CVE-2024-39558

Name of the Vulnerable Software and Affected Versions: Junos OS versions prior to 20.4R3-S10 Junos OS versions from 21.2 before 21.2R3-S7 Junos OS versions from 21.4 before 21.4R3-S6 Junos OS versions from 22.1 before 22.1R3-S5 Junos OS versions from 22.2 before 22.2R3-S3 Junos OS versions from 22.3 before 22.3R3 Junos OS versions from 22.4 before 22.4R2 Junos OS Evolved versions prior to 20.4R3-S10-EVO Junos OS Evolved versions of 21.2-EVO Junos OS Evolved versions from 21.4-EVO before 21.4R3-S9-EVO Junos OS Evolved versions from 22.1-EVO before 22.1R3-S5-EVO Junos OS Evolved versions from 22.2-EVO before 22.2R3-S3-EVO Junos OS Evolved versions from 22.3-EVO before 22.3R3-EVO Junos OS Evolved versions from 22.4-EVO before 22.4R2-EVO

Description: The issue is related to an Unchecked Return Value vulnerability in the Routing Protocol Daemon (rpd) on Juniper Networks Junos OS and Juniper Networks Junos OS Evolved.
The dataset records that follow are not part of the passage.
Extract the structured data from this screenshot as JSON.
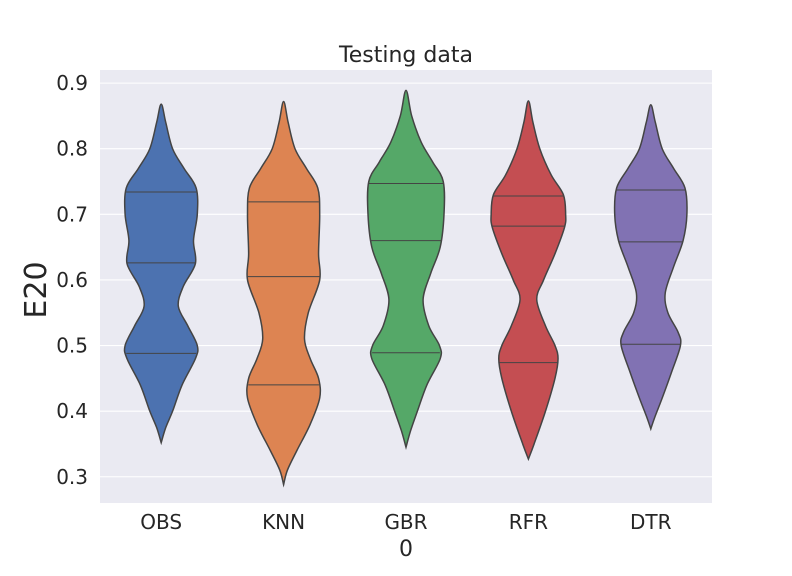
{
  "chart_data": {
    "type": "violin",
    "title": "Testing data",
    "xlabel": "0",
    "ylabel": "E20",
    "ylim": [
      0.26,
      0.92
    ],
    "yticks": [
      0.3,
      0.4,
      0.5,
      0.6,
      0.7,
      0.8,
      0.9
    ],
    "ytick_labels": [
      "0.3",
      "0.4",
      "0.5",
      "0.6",
      "0.7",
      "0.8",
      "0.9"
    ],
    "grid": true,
    "inner": "quartile lines",
    "categories": [
      "OBS",
      "KNN",
      "GBR",
      "RFR",
      "DTR"
    ],
    "series": [
      {
        "category": "OBS",
        "color": "#4c72b0",
        "min": 0.352,
        "max": 0.868,
        "quartiles": [
          0.488,
          0.626,
          0.734
        ],
        "density": [
          [
            0.352,
            0.0
          ],
          [
            0.375,
            0.12
          ],
          [
            0.4,
            0.3
          ],
          [
            0.44,
            0.55
          ],
          [
            0.48,
            0.9
          ],
          [
            0.5,
            0.95
          ],
          [
            0.53,
            0.7
          ],
          [
            0.56,
            0.45
          ],
          [
            0.59,
            0.58
          ],
          [
            0.625,
            0.9
          ],
          [
            0.66,
            0.85
          ],
          [
            0.7,
            0.95
          ],
          [
            0.74,
            0.92
          ],
          [
            0.77,
            0.6
          ],
          [
            0.8,
            0.3
          ],
          [
            0.84,
            0.12
          ],
          [
            0.868,
            0.0
          ]
        ]
      },
      {
        "category": "KNN",
        "color": "#dd8452",
        "min": 0.288,
        "max": 0.872,
        "quartiles": [
          0.44,
          0.605,
          0.719
        ],
        "density": [
          [
            0.288,
            0.0
          ],
          [
            0.31,
            0.1
          ],
          [
            0.34,
            0.35
          ],
          [
            0.38,
            0.7
          ],
          [
            0.42,
            0.95
          ],
          [
            0.45,
            0.92
          ],
          [
            0.48,
            0.7
          ],
          [
            0.51,
            0.55
          ],
          [
            0.55,
            0.65
          ],
          [
            0.6,
            0.95
          ],
          [
            0.64,
            0.92
          ],
          [
            0.7,
            0.95
          ],
          [
            0.74,
            0.9
          ],
          [
            0.77,
            0.6
          ],
          [
            0.8,
            0.3
          ],
          [
            0.84,
            0.12
          ],
          [
            0.872,
            0.0
          ]
        ]
      },
      {
        "category": "GBR",
        "color": "#55a868",
        "min": 0.345,
        "max": 0.889,
        "quartiles": [
          0.489,
          0.66,
          0.747
        ],
        "density": [
          [
            0.345,
            0.0
          ],
          [
            0.37,
            0.12
          ],
          [
            0.4,
            0.3
          ],
          [
            0.44,
            0.55
          ],
          [
            0.48,
            0.9
          ],
          [
            0.5,
            0.88
          ],
          [
            0.53,
            0.6
          ],
          [
            0.57,
            0.45
          ],
          [
            0.61,
            0.65
          ],
          [
            0.65,
            0.9
          ],
          [
            0.7,
            1.0
          ],
          [
            0.75,
            0.98
          ],
          [
            0.78,
            0.7
          ],
          [
            0.81,
            0.4
          ],
          [
            0.85,
            0.15
          ],
          [
            0.889,
            0.0
          ]
        ]
      },
      {
        "category": "RFR",
        "color": "#c44e52",
        "min": 0.327,
        "max": 0.873,
        "quartiles": [
          0.474,
          0.682,
          0.728
        ],
        "density": [
          [
            0.327,
            0.0
          ],
          [
            0.35,
            0.15
          ],
          [
            0.4,
            0.45
          ],
          [
            0.45,
            0.7
          ],
          [
            0.48,
            0.78
          ],
          [
            0.5,
            0.7
          ],
          [
            0.53,
            0.45
          ],
          [
            0.57,
            0.22
          ],
          [
            0.6,
            0.4
          ],
          [
            0.64,
            0.7
          ],
          [
            0.68,
            0.95
          ],
          [
            0.7,
            0.98
          ],
          [
            0.73,
            0.92
          ],
          [
            0.76,
            0.6
          ],
          [
            0.8,
            0.3
          ],
          [
            0.84,
            0.12
          ],
          [
            0.873,
            0.0
          ]
        ]
      },
      {
        "category": "DTR",
        "color": "#8172b3",
        "min": 0.373,
        "max": 0.867,
        "quartiles": [
          0.502,
          0.658,
          0.737
        ],
        "density": [
          [
            0.373,
            0.0
          ],
          [
            0.39,
            0.1
          ],
          [
            0.42,
            0.3
          ],
          [
            0.46,
            0.55
          ],
          [
            0.5,
            0.78
          ],
          [
            0.52,
            0.72
          ],
          [
            0.55,
            0.45
          ],
          [
            0.58,
            0.38
          ],
          [
            0.62,
            0.6
          ],
          [
            0.66,
            0.85
          ],
          [
            0.7,
            0.95
          ],
          [
            0.74,
            0.9
          ],
          [
            0.77,
            0.6
          ],
          [
            0.8,
            0.3
          ],
          [
            0.84,
            0.12
          ],
          [
            0.867,
            0.0
          ]
        ]
      }
    ]
  }
}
This vulnerability allows a logically adjacent, unauthenticated attacker to cause rpd to crash and restart by sending a specific PIM packet, resulting in a Denial of Service (DoS) when PIM is configured with Multicast-only Fast Reroute (MoFRR). Continued receipt and processing of this packet may create a sustained Denial of Service (DoS) condition. The issue is observed on Junos and Junos Evolved platforms where PIM is configured along with MoFRR, and it is caused by an internal timing issue that prevents rpd from selecting the forwarding next-hop towards the source.

Recommendations: For Junos OS versions prior to 20.4R3-S10, update to version 20.4R3-S10 or later. For Junos OS versions from 21.2 before 21.2R3-S7, update to version 21.2R3-S7 or later. For Junos OS versions from 21.4 before 21.4R3-S6, update to version 21.4R3-S6 or later. For Junos OS versions from 22.1 before 22.1R3-S5, update to version 22.1R3-S5 or later. For Junos OS versions from 22.2 before 22.2R3-S3, update to version 22.2R3-S3 or later. For Junos OS versions from 22.3 before 22.3R3, update to version 22.3R3 or later. For Junos OS versions from 22.4 before 22.4R2, update to version 22.4R2 or later. For Junos OS Evolved versions prior to 20.4R3-S10-EVO, update to version 20.4R3-S10-EVO or later. For Junos OS Evolved versions of 21.2-EVO, update to a version that is not affected. For Junos OS Evolved versions from 21.4-EVO before 21.4R3-S9-EVO, update to version 21.4R3-S9-EVO or later. For Junos OS Evolved versions from 22.1-EVO before 22.1R3-S5-EVO, update to version 22.1R3-S5-EVO or later. For Junos OS Evolved versions from 22.2-EVO before 22.2R3-S3-EVO, update to version 22.2R3-S3-EVO or later. For Junos OS Evolved versions from 22.3-EVO before 22.3R3-EVO, update to version 22.3R3-EVO or later. For Junos OS Evolved versions from 22.4-EVO before 22.4R2-EVO, update to version 22.4R2-EVO or later.